Ceci est une crise du partage

La gueule de bois démocratique mondiale ne partira pas avec deux Doliprane. Après Duterte, Trump, Erdogan, voici Bolsonaro. Une poignée de mâles sexa ou septuagénaires incarnent le renouveau d'une extrême droite que l'on dit populiste et identitaire. Ca n'est évidemment pas faux. On peut avancer beaucoup de raisons très classiques à leurs succès : rejet des "élites", marre de la tiédeur des réformes, peur sécuritaire et identitaire, sentiment d'abandon, colère face à la corruption. Tout cela est vrai et nous, les opposants à ces néo fachos, ferions bien de faire notre devoir d'inventaire pour nous rendre compte que nous avons failli à partager. 

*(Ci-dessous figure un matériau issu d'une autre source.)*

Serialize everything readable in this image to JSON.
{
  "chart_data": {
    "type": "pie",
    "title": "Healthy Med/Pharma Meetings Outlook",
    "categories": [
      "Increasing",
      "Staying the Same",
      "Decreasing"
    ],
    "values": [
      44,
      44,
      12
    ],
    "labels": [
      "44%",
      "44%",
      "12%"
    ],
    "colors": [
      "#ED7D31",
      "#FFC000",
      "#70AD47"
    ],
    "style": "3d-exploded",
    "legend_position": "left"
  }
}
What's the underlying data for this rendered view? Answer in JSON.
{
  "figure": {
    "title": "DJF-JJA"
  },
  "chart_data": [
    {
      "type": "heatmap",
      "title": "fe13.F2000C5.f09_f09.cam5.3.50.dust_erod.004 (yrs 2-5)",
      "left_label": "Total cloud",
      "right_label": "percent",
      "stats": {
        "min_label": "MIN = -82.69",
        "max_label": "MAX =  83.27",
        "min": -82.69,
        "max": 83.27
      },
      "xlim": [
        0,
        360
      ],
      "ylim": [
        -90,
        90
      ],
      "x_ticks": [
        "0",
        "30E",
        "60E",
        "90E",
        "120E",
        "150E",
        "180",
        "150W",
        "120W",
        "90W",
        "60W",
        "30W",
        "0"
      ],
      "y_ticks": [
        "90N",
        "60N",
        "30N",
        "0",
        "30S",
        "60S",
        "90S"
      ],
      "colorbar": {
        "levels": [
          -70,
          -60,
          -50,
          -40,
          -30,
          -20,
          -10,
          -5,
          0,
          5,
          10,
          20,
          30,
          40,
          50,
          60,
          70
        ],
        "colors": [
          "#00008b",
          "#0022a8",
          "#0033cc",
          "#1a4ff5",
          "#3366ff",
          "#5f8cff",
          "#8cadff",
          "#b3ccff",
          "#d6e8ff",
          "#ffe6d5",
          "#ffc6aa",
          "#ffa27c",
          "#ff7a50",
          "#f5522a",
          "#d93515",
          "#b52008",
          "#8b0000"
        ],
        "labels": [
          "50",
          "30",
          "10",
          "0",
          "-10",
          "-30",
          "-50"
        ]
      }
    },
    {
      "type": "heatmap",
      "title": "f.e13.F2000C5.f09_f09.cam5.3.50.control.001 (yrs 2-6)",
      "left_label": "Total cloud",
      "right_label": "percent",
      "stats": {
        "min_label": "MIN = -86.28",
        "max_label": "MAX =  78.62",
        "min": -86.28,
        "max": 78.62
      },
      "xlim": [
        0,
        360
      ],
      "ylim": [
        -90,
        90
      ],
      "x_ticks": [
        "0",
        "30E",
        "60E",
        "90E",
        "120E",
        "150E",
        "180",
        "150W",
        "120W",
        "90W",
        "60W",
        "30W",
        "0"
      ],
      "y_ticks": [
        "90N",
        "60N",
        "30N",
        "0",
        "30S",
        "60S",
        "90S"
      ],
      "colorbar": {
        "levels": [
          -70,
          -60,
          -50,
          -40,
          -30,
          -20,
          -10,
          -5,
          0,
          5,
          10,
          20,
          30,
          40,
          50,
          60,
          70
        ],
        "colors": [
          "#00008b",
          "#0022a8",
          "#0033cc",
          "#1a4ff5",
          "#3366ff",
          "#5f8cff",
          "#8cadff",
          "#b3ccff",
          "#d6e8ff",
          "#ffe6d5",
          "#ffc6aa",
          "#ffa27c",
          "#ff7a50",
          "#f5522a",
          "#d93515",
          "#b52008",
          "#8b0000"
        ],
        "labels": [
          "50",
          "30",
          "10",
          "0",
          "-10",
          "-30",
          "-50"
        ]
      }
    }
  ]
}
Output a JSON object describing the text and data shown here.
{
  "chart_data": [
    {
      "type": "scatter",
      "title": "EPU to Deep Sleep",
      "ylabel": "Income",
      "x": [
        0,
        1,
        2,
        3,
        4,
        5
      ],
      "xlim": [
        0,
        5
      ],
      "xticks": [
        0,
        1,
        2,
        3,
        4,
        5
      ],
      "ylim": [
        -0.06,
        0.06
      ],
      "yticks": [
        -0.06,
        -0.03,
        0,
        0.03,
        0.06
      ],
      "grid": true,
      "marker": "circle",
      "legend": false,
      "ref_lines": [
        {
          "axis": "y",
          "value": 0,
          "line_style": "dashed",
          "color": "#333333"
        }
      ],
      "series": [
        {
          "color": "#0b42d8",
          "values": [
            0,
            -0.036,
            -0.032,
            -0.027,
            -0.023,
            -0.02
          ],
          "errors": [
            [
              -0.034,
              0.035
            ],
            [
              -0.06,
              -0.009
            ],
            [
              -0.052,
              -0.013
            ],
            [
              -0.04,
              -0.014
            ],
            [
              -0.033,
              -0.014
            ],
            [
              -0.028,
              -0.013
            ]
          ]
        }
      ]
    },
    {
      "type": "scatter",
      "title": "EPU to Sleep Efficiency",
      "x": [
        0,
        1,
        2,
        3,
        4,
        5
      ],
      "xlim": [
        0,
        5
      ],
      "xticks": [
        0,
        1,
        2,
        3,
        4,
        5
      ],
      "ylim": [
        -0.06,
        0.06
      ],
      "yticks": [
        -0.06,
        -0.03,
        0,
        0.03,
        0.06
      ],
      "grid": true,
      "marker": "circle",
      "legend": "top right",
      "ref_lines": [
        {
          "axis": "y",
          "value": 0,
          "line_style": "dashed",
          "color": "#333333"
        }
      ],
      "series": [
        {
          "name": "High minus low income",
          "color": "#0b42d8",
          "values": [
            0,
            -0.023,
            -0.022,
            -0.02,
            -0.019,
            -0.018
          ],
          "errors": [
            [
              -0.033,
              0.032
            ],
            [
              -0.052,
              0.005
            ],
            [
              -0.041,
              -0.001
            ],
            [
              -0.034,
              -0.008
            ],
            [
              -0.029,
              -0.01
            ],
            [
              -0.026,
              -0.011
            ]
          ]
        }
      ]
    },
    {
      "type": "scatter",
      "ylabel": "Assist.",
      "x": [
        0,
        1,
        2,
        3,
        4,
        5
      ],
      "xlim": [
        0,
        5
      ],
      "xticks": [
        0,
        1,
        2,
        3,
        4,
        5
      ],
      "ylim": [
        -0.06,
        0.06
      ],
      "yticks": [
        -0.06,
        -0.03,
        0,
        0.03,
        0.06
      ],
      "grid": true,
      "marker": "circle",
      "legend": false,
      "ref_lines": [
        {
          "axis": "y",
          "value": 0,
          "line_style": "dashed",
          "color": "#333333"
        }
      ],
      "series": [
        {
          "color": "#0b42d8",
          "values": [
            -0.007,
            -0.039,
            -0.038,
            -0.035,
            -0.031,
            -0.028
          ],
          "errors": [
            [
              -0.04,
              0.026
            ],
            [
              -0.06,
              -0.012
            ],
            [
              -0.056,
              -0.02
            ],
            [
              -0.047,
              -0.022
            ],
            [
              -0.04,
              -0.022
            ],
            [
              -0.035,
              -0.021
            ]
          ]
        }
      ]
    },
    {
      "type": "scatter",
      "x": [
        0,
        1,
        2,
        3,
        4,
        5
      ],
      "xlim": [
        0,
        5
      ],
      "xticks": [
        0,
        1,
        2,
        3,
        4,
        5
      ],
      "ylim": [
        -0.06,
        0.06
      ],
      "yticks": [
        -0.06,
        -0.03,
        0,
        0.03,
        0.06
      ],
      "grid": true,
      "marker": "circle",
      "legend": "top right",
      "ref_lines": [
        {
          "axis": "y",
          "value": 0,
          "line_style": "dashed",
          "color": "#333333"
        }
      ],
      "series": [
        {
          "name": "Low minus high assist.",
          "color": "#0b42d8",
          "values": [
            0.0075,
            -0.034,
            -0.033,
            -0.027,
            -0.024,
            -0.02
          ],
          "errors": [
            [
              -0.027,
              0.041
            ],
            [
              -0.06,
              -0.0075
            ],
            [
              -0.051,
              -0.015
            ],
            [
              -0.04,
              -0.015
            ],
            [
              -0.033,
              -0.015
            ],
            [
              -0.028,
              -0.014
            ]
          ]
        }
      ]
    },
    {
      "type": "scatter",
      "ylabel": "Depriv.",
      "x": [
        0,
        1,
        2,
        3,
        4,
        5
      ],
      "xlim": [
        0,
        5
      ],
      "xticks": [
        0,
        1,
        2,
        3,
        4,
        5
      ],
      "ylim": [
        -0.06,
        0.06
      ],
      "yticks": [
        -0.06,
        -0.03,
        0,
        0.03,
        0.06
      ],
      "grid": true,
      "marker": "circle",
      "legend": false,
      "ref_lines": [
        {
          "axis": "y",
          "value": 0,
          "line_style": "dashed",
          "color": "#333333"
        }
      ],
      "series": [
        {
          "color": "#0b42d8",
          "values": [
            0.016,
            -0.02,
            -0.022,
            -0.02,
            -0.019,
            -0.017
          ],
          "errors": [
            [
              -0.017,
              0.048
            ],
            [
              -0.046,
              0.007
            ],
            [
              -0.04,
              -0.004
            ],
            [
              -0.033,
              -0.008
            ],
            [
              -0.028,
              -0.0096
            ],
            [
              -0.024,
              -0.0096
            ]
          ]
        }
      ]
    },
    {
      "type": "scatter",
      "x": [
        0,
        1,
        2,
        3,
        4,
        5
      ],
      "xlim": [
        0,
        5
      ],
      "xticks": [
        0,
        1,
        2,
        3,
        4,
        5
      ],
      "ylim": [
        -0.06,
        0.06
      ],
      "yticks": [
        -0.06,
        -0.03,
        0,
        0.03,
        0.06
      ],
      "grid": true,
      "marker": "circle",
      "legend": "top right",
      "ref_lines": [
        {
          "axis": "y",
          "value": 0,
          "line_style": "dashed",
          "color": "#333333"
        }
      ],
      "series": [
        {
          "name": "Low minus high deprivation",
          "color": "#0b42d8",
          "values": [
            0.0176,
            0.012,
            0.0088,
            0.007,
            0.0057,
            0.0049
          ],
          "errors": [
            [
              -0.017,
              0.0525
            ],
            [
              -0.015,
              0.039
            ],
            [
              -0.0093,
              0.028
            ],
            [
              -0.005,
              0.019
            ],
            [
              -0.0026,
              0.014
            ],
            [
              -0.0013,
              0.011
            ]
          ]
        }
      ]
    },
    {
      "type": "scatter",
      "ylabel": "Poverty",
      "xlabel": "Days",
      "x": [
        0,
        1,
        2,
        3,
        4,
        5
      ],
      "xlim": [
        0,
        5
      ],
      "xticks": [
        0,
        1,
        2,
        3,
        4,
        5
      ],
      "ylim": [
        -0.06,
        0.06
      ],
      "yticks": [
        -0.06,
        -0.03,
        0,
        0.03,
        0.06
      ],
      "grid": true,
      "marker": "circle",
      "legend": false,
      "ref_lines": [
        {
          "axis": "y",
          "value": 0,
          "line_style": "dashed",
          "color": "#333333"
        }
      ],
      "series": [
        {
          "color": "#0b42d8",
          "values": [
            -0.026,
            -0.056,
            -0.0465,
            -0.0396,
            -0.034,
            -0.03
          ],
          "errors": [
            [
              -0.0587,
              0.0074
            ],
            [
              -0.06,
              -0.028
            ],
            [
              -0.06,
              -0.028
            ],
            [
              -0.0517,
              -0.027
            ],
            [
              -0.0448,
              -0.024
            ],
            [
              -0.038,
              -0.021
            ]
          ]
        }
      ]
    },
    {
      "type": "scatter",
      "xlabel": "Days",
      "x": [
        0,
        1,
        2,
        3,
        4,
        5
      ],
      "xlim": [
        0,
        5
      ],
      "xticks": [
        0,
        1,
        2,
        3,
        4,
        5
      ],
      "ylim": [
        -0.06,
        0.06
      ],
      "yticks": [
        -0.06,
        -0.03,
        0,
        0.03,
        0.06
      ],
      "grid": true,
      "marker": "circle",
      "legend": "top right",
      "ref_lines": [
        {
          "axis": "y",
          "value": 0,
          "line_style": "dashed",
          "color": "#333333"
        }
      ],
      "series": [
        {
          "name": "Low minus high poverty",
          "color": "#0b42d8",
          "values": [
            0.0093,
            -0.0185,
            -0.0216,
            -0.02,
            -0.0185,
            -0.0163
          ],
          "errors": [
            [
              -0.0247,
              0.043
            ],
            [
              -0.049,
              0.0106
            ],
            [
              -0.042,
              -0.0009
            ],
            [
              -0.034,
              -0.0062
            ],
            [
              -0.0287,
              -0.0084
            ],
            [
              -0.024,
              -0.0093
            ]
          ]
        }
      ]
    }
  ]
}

Nous vivons une crise du partage et dans une vie politique rythmée par les élections, le camp des partageux est plus compliqué à rassembler que celui de ceux qui veulent tout garder. D'abord le pouvoir. Nous n'avons pas su le partager, faire vivre la démocratie en impliquant davantage les citoyens, les contre pouvoirs, la société civile, appelez ça comme vous voulez. Nous avons conservé l'écrasante majorité des postes à une petite caste, à peine renouvelée par des alternances politiques (LREM inclus). Chacun de ces clans a promis de gouverner ensemble et c'est replié. Trump comme Bolsonaro n'ont rien promis de tel : ils ont dit qu'ils allaient cheffer et les électeurs ont suivi pour ça. Trump en fait même l'argument des midterms "le problème est qu'il n'y a pas mon nom sur le bulletin. Les gens veulent mon nom. Moi, je suis populaire". 300 millions de personnes, 1 gus, mais qui paradoxalement représente mieux sa base que le représentant ou la représentante du camp d'en face. Le récit de l'homme blanc menacé par l'arrivée d'immigrés voleurs, de femmes arrogantes, de LGBT conquérants et de musulmans fourbes (tous adjectifs interchangeables, vous voyez l'esprit) galvanise sa base. En face, nous nous divisons sur des questions de représentations, de courants, de tendances, de groupes. Dès que l'un de ceux ci se sent lésé, il se désolidarise un peu et c'est le moment choisi par le bulldozer populiste pour tout enfoncer. La rhétorique du barrage au pire ne marche plus. On ne peut pas rassembler des écologistes, des socialistes, des militants des droits des minorités, ceux qui veulent davantage d'Etat et autres mouvances réclamant un progrès parcellaire, au seul son du "unis sinon le déluge". Ca n'est pas qu'on préfère le déluge, mais on a son petit orgueil.  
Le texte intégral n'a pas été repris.